"Everybody complains about the weather, but nobody does a damn thing about it."-Attributed to Mark Twain, but probably said by somebody else.
Last week, I visited my parents in Sandusky when I was on vacation from work. At one point, my mom noticed that something seemed to be bothering me and asked what was wrong.
"It's just my depression," I said. "It tends to come and go."
"Oh," she said. "What are you depressed about?"
I didn't know how to respond. Because most of the time, there is no reason. Depression is something that doesn't have a particular cause or a motivation. It just exists, like the weather. Asking someone why they're depressed is like asking why it's raining outside. And like the weather in Cleveland, it changes every day. Some days are filled with sunshine and beauty. Others are like a torrential downpour with no shelter anywhere to be found. You can't really stop it. Sure, I take antidepressants and try to maintain a good sense of humor and positive outlook, but it's not something that can ever really go away. It will always be a part of me. Maybe it's because I was bullied as a child. Maybe it's because my love life has seen more wreckage than the Daytona 500. Maybe it's because I tend to fall in love with all the wrong people and take it too hard when my heart gets broken. Maybe it's the fact that I've been in the same retail job for over a decade and feel like I'm not not really going anywhere in life. I don't know. Speculating as to why I'm this way or trying to pinpoint the cause of it is fairly useless. It's just something I carry with me, like an invisible weight hanging on me that I can't take off. The election of President Fascist Cheeto certainly doesn't help matters any. It's hard to keep a sunny outlook when your civil liberties are slowly being eroded every single day. It's easy to feel powerless and pessimistic, especially in such dark times. You just have to keep moving on, like a snowplow digging through the blizzard.

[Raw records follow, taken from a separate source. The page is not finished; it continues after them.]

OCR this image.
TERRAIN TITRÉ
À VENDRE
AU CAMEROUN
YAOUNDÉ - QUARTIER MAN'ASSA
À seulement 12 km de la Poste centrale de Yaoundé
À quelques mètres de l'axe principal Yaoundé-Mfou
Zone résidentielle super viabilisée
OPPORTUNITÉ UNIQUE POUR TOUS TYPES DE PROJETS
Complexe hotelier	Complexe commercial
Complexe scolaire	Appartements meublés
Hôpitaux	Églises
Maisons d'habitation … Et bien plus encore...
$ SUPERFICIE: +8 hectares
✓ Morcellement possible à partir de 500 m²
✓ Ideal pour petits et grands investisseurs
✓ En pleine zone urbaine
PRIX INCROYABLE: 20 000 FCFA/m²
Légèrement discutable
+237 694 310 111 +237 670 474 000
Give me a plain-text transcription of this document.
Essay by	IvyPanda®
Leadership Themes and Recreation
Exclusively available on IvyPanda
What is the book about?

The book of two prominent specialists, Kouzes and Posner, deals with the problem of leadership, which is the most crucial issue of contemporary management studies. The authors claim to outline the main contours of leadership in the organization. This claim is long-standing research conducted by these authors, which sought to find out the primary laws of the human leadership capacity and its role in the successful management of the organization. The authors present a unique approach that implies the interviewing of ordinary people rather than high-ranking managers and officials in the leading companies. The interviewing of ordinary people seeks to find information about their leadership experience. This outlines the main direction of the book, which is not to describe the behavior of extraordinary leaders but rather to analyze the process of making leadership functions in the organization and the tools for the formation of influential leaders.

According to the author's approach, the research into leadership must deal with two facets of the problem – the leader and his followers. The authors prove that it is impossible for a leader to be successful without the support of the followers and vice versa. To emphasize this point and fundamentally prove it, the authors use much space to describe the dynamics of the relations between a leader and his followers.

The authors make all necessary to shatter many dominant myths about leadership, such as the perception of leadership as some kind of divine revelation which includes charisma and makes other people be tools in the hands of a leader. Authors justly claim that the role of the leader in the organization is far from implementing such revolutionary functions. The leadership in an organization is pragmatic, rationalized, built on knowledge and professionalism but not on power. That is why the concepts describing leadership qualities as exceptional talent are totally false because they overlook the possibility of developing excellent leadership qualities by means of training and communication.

You can't stop the rain or the snow from falling. All you can do is navigate through it the best you can and hope it passes soon. Just be careful and drive slow.
I'm sorry that this post is so melancholy. I promise some more happy ones will be coming. I'll end this with a quote from the great singer-songwriter Townes Van Zandt, in response to a concertgoer who kept asking why he wasn't playing more happy songs.
"Lady, these are the happy songs. You don't wanna hear the sad ones."